Rather than smoke-and-mirror solutions, he says, they need residential
treatment and years of support.

"To suggest this is any part of a treatment continuum is absurd," he
says from the B.C.-based addictions treatment centre frequented by
Calgarians who can afford the out-of-pocket cost.

"It will likely make it worse, not better. The reality is, it gives
further licence to it.
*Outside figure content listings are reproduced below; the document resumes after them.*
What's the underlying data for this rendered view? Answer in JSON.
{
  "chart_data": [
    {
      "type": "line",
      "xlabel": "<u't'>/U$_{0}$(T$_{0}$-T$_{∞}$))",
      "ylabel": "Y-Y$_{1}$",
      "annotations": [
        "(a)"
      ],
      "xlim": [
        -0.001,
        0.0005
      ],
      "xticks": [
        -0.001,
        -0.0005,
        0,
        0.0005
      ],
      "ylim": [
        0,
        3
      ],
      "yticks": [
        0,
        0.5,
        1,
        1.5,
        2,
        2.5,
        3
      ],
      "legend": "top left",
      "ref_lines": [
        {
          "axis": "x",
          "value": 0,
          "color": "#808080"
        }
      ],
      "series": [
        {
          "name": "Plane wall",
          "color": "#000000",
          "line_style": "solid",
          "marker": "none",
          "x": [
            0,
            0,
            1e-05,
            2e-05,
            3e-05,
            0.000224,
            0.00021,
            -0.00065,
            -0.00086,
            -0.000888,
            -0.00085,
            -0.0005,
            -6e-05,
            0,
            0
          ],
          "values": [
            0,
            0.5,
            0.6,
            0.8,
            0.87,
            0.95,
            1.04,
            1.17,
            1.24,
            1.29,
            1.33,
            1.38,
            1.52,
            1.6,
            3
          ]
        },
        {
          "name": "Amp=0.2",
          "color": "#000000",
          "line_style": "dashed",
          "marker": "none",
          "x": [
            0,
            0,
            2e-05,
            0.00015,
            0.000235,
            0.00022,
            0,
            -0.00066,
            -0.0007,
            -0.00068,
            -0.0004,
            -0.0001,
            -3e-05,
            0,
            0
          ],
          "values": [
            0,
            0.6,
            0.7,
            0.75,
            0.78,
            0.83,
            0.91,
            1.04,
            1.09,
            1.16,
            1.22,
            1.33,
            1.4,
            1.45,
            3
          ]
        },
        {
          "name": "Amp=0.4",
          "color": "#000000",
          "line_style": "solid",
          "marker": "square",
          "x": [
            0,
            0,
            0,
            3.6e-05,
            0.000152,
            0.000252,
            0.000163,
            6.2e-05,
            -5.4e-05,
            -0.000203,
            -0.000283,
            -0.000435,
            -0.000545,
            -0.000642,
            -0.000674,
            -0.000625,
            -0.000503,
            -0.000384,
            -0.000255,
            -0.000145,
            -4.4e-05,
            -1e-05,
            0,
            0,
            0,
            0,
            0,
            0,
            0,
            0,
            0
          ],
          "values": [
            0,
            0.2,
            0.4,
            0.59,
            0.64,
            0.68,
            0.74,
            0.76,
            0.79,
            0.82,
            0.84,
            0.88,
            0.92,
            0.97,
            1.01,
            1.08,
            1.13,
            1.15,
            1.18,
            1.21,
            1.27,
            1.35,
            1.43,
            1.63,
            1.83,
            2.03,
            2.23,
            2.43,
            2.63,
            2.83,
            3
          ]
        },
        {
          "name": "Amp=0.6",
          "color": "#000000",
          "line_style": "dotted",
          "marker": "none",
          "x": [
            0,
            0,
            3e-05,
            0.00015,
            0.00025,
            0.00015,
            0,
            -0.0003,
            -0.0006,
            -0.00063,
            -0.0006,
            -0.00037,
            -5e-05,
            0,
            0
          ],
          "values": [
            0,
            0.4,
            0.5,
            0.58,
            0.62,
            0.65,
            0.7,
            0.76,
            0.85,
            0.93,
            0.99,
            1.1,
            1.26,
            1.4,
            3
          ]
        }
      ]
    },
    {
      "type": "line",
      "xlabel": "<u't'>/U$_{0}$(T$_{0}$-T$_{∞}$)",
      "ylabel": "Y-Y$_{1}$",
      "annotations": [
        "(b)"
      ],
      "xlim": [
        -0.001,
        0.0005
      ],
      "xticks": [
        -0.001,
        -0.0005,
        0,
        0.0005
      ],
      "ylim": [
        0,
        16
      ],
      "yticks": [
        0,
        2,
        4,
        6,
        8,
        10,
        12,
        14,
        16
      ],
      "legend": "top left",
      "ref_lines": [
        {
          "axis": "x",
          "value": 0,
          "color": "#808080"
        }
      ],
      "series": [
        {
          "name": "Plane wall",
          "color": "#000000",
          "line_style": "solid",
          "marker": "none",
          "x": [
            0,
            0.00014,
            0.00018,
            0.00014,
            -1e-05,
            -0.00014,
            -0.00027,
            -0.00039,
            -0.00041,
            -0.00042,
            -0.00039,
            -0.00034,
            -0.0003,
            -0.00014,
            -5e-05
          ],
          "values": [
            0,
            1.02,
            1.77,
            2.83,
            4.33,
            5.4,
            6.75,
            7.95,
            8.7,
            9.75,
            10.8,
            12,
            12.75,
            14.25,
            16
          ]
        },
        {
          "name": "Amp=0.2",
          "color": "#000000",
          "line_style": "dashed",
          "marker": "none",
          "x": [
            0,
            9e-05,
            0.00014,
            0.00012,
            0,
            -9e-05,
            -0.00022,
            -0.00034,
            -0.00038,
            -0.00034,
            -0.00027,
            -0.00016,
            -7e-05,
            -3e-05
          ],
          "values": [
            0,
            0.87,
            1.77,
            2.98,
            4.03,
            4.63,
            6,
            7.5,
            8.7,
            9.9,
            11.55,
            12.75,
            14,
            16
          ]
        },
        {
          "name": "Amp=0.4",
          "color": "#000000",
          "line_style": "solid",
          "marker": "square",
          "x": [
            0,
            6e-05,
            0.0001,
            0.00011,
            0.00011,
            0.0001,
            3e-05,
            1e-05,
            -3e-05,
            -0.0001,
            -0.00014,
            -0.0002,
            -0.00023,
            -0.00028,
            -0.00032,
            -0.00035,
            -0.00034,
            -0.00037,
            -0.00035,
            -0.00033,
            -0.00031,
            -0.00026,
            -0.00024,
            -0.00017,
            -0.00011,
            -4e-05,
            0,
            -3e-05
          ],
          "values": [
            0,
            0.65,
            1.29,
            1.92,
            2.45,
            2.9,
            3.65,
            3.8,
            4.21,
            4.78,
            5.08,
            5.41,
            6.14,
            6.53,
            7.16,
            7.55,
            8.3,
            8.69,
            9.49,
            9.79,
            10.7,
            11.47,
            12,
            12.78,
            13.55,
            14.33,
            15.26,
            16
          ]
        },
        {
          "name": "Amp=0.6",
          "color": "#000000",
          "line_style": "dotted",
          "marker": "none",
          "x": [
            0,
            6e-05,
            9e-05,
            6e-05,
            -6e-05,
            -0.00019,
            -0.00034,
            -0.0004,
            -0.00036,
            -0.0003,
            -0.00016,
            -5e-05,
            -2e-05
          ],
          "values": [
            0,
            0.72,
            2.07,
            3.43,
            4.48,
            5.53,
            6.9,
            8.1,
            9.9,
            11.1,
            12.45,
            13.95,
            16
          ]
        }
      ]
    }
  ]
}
I would not want to be the person who provided
the pipe which results in someone doing brain damage."

Tetley, a drug expert for 15 years with city police, is disgusted by
the initiative.

While there are several viable ways to beat crack addictions -- like
intensive treatment, jail, police efforts to dry up the market and
death -- none include passing out pipes, he says.

"It's just ridiculous, it's not even putting a Band-Aid on Niagara
Falls," he says.

"Passing out a crack cocaine pipe to a crack user is like passing a
joint around."

While Calgary clinical psychologist Glen Edwards concedes the pipes
might mitigate some associated health concerns, he worries it might
stop short of education and support people need to successfully fight
addictions.

"If it's the only thing we do it's only harm reduction, not helping
them with their illness," he says. "Harm reduction doesn't treat
addiction, it reduces harm only."

Police association president John Dooks scoffs at the idea fearing it
pitches addicts deeper into the drug world, many relying on crime to
feed an addiction.

"Are we not enabling addicts and worse yet, making it easier for
traffickers to market their drugs?" he asks.

Over the years addicts who languished on long wait lists have
complained about how tough it is to get meaningful help for addictions
in this city.

Health officials would do better to focus on real solutions rather
than the pipe-dream that free drug paraphernalia is a good plan.

The bottom line is, handing out pipes means promoting the use of crack
cocaine to the very people trying to escape its clutches -- something
health officials should put in their figurative pipe ...and smoke.